Targeting C99 Mediated Metabolic Disruptions with Ketone Therapy in Alzheimer's Disease

The role of ketone bodies in Alzheimers disease (AD) remains incompletely understood, particularly regarding their influence on amyloid pathology. While beta}hydroxybutyrate (BHB) has been implicated in neuroprotection, direct evidence for its effects on amyloid beta(Abeta) deposition, aggregation, or clearance is lacking. Furthermore, whether BHB acts as a disease modifying factor or merely confers transient metabolic benefits remains unclear. Addressing this gap is crucial for evaluating the therapeutic potential of ketone metabolism in AD. Here, we investigated the impact of ketone bodies on amyloidogenic toxicity using a Drosophila melanogaster model with targeted expression of human amyloid precursor protein (APP), beta secretase 1 (BACE1), Abeta, and the C99 fragment, an essential intermediate in Abeta generation. Surprisingly, we found that Abeta alone elicited minimal neurotoxicity, whereas C99 expression induced pronounced pathological effects, suggesting a critical, underappreciated role of C99 in AD progression. Further analysis revealed that C99 driven toxicity was associated with autophagic and lysosomal dysfunction, leading to impaired protein clearance, oxidative stress, and mitochondrial abnormalities.

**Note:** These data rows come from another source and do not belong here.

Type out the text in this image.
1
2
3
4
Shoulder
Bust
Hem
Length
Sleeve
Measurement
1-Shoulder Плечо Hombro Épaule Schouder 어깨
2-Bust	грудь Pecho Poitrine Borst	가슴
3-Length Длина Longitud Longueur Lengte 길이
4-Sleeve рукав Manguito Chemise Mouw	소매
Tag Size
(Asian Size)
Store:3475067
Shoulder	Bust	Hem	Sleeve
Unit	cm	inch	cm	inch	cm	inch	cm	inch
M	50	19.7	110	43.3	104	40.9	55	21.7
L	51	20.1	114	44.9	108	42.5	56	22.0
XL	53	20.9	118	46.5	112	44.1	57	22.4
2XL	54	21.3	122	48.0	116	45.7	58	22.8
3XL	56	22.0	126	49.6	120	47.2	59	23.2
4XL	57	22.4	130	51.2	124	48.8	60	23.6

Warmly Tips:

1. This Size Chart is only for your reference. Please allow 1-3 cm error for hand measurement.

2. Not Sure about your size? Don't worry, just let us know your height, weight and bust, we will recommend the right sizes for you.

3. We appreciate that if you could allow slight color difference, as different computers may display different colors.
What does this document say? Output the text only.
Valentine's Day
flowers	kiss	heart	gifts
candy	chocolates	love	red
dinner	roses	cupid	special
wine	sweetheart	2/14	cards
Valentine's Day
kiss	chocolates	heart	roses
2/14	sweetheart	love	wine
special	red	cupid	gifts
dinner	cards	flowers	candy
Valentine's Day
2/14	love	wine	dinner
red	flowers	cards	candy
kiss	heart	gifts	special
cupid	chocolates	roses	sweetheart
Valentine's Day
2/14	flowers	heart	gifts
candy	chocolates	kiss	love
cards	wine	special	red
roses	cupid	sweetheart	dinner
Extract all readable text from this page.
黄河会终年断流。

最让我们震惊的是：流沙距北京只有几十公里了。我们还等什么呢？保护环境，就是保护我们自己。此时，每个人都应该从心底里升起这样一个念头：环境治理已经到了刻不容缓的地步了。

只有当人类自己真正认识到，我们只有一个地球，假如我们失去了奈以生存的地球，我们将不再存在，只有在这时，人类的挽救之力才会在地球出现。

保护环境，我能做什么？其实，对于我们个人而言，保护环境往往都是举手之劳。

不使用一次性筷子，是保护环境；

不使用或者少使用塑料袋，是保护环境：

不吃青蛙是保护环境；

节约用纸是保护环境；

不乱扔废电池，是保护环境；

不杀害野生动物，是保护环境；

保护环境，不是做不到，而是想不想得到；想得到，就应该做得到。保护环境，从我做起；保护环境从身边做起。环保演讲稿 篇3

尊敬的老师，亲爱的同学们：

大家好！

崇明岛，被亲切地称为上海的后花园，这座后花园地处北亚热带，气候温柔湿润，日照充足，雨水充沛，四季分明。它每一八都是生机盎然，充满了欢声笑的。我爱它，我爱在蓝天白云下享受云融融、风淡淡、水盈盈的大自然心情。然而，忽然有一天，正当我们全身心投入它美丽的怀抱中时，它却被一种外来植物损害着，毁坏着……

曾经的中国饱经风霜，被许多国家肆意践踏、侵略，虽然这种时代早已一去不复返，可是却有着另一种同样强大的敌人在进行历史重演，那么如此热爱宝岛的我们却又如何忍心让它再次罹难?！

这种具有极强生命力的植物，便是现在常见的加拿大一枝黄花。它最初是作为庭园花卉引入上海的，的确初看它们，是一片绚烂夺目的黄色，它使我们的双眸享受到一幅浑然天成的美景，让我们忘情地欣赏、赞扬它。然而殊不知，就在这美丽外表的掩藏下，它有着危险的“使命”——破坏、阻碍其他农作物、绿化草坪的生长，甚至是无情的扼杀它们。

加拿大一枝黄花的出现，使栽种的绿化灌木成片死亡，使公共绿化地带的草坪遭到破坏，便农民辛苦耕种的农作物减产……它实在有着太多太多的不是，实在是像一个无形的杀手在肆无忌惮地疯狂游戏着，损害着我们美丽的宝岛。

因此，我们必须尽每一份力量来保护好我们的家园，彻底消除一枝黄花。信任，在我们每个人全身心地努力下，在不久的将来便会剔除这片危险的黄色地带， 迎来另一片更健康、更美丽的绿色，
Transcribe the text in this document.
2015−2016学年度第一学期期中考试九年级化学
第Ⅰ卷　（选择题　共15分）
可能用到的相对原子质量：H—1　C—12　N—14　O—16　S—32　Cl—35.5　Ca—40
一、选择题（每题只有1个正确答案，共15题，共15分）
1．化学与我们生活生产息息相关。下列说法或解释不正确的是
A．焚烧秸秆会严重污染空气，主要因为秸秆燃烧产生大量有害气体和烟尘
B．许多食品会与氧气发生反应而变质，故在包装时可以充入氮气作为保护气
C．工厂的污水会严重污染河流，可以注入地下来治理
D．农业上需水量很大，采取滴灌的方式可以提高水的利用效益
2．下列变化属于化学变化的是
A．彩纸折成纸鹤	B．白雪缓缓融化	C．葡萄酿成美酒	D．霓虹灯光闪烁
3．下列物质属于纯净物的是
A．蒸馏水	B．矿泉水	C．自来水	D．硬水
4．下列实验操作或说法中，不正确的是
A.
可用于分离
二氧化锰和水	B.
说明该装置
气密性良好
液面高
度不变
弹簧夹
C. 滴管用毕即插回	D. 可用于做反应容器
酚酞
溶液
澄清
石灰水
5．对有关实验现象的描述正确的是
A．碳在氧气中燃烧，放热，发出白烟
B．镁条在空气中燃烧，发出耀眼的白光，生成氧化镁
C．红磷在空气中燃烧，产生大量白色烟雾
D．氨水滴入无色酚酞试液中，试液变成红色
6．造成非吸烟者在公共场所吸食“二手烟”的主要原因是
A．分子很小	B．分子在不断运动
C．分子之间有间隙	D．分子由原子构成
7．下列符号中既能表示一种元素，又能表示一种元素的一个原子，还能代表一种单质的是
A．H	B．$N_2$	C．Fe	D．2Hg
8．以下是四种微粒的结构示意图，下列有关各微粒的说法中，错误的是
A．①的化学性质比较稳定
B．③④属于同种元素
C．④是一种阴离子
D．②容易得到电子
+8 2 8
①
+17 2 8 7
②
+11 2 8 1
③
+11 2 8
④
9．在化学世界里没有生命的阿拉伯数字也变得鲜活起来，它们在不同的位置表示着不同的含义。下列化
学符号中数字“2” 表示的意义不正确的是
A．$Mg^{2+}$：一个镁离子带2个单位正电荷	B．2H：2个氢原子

Using confocal microscopy and lysosomal pH sensitive markers, we demonstrated that BHB treatment restored lysosomal function and alleviated these pathological changes. Protein protein interaction network analysis in C99 expressing Drosophila brains identified protein phosphatase methylesterase 1 (PPME1) activation as a key driver of autophagic impairment, further supported by machine learning predictions. Finally, mathematical similarity analysis of PPI networks suggested that BHB may exert its neuroprotective effects through mTOR inhibition, positioning it as a potential endogenous modulator of AD related pathology.